En cette mi-novembre 2003, le procès-fleuve "Elf" vient de s'achever ; la "Putain de la République" bat les estrades pour se faire plaindre, l'ancien Ministre a été blanchi (sous le harnais), quelques têtes pensantes ont été découronnées. Verdict sévère, annoncent les journaux, en chœur. Bof, je veux bien détourner des sommes colossales, et être condamné, au bout du compte, à ne restituer que le centième, environ, de ce que j'aurai volé. Mais tenons-nous en à la sévérité. Car quelqu'un n'a pas été mis en cause, dans ce procès, sinon à mots couverts : il n'est plus de ce monde. Eut-il encore compté au nombre des vivants, qu'il n'en eût pas été autrement, soyons-en sûrs. Bref. En marge du procès Elf, on a pu lire dans plusieurs gazettes, et notamment dans Le Monde, l'étrange histoire de la villa du Docteur Raillard. En voici un petit résumé.

 

Sous le titre évocateur "François Mitterrand a fait racheter par Elf la villa du Dr Raillard, pour faire son golf tous les lundis", Le Monde (où l'on ne s'ennuie pas tous les jours) du 29 mai 2003 nous conte une bien édifiante affaire, qui va nettement plus loin que l'abus de biens sociaux.
Ainsi donc, au soir de sa vie, l'ancien Président de la République aimait à se délasser en jouant au golf.

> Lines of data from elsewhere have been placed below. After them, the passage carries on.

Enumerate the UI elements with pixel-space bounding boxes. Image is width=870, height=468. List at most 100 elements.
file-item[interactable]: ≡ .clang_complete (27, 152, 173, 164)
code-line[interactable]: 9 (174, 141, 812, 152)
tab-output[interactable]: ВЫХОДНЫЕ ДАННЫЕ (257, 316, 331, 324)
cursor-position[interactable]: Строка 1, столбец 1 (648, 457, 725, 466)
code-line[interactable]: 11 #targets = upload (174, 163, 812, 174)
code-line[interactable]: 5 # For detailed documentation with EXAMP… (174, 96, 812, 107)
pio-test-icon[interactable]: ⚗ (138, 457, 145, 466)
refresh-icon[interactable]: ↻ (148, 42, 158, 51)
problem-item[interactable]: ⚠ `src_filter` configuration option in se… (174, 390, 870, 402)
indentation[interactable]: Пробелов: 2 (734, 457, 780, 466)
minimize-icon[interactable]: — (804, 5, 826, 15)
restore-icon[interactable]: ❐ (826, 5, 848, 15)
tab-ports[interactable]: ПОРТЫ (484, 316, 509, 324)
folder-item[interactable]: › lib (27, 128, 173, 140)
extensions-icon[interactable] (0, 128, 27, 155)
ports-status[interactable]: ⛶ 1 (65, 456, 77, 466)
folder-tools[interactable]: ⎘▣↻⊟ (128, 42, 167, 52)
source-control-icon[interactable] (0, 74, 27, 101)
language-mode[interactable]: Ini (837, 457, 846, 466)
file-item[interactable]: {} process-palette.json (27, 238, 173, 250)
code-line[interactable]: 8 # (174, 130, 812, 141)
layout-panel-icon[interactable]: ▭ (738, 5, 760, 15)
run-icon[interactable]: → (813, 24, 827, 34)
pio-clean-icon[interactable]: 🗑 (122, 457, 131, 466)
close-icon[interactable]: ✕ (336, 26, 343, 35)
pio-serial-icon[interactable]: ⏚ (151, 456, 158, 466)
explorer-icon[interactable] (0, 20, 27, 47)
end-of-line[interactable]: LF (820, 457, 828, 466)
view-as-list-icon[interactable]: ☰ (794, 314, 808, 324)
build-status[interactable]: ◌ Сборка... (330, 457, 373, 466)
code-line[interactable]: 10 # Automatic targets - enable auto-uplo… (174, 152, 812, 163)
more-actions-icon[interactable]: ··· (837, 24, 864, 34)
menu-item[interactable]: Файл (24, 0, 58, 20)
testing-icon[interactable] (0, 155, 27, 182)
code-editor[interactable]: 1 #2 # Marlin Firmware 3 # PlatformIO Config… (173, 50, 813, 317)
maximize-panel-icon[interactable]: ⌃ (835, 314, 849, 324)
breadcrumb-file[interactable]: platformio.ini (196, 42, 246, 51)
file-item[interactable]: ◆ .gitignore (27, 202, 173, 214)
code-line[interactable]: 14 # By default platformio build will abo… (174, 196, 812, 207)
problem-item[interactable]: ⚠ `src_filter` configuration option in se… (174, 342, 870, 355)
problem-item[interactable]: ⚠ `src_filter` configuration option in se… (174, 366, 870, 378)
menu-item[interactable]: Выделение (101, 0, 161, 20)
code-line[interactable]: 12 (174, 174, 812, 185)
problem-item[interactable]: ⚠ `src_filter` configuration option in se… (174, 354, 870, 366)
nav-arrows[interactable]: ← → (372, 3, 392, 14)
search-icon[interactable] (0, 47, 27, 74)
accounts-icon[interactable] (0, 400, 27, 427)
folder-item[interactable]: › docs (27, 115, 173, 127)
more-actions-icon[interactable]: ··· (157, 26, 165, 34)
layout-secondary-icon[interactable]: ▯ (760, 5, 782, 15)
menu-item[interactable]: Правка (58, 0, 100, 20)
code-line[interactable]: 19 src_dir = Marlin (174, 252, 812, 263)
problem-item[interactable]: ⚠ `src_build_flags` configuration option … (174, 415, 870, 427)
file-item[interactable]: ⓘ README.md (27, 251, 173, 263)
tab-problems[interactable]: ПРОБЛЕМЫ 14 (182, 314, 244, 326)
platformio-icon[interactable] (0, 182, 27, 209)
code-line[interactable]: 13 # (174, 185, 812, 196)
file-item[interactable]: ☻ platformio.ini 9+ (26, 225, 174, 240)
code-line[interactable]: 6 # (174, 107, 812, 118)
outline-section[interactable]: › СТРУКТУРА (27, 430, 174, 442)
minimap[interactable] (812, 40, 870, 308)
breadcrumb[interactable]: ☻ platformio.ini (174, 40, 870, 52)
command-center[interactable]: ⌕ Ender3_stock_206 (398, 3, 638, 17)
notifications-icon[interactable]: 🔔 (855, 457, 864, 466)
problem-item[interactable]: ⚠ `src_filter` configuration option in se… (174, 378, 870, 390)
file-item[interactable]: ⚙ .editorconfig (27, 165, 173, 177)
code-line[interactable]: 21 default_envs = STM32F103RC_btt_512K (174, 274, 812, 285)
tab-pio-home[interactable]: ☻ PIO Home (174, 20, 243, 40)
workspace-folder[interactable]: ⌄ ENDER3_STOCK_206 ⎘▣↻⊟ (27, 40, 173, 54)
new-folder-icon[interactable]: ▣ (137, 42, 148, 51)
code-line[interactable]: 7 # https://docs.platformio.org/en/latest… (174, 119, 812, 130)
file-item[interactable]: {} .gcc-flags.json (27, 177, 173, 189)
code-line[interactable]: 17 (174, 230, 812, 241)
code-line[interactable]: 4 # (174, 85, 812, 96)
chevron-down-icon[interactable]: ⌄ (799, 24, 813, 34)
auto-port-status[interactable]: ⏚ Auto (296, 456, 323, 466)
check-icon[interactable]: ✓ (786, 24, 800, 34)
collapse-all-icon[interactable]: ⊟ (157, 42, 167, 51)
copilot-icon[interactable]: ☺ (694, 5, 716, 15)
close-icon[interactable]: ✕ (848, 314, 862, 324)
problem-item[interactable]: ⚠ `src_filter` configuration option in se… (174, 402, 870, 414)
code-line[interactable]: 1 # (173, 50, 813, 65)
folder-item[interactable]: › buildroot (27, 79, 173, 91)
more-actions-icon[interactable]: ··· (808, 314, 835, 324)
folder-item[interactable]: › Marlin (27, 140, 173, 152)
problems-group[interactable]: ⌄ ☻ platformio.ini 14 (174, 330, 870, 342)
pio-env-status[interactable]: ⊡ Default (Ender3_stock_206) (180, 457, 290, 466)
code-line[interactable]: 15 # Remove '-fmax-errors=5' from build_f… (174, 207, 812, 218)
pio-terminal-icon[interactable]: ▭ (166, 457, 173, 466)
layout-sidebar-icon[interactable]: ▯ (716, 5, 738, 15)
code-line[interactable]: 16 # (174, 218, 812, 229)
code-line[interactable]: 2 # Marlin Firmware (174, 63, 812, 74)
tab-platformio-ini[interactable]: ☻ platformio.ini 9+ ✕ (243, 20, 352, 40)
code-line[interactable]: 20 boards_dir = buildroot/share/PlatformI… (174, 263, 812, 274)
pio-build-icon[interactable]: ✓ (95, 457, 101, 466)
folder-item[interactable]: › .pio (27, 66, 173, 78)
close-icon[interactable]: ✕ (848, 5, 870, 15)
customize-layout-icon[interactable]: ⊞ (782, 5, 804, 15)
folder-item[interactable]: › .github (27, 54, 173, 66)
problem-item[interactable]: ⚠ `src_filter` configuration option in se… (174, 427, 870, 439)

Il avait pour habitude de s'adonner à ce sport pour militants socialistes et ouvriers chaque lundi. Il golfait en compagnie d'un sien ami, le docteur Laurent Raillard (soixante-six ans, à l'époque des faits). Lequel possédait une propriété à peine cossue, comme en possèdent tous les militants de base : 600 m2 habitables, située dans un parc arboré (et dans un quartier pauvre des Yvelines). Ce médecin ami du Président désirait se séparer de ce bien : il n'eut qu'un mot à dire au Président, lequel n'eut qu'un mot à dire au président d'Elf, M. Loïk Le Floch-Prigent. Lequel n'eut qu'un mot à dire à M. Alfred Sirven, lequel n'eut qu'un mot à dire à M. Jean-François Pagès, le directeur du patrimoine immobilier du groupe Elf. Et en juin 1991, le groupe Elf se rendit acquéreur de la villa (pour 20 millions de francs, plus 6 millions en dessous de table). Le prétexte d'achat, était de posséder un lieu de réception à la mesure des clients africains de la compagnie pétrolière. Pourquoi pas ? Mais l'ancien propriétaire - qui avait lui-même fixé le prix d'acquisition - obtint le droit de rester dans les lieux, comme locataire - à titre gracieux, d'ailleurs, très rapidement. En outre, il adressait à Elf ses factures d'eau, d'électricité, de fuel, de téléphone... Puis exigea la prise en charge du salaire du couple de gardiens de la villa, "avec les primes d'ancienneté". Le directeur du patrimoine immobilier du groupe Elf s'explique : "quand, en 1991, on vous fait en permanence référence au président Mitterrand, c'est extrêmement difficile de dire non [...]. Si on avait le malheur de ne pas abonder dans son sens, on savait qu'il irait se plaindre le lendemain matin, au neuvième trou de son parcours [...]. Si je lui avais donné son préavis, je pouvais donner le mien en même temps !".

 

Voilà ce qui se passait sous la République socialiste. Et M. Alfred Sirven, qui confirme les propos de son directeur du patrimoine immobilier, d'ajouter : "Un jour, j'ai croisé le président de la République à Louveciennes [lieu du parcours de golf], et il m'a dit : Eh bien, Elf a encore fait une bonne affaire !"

On appréciera le "encore", et le "bonne affaire".

Dans Les vices de la vertu, ou la fin de la gauche morale, Claude Malhuret parle de "cynisme manipulateur" à propos de l'ancien Président. On se demande bien où il est allé chercher tout ça.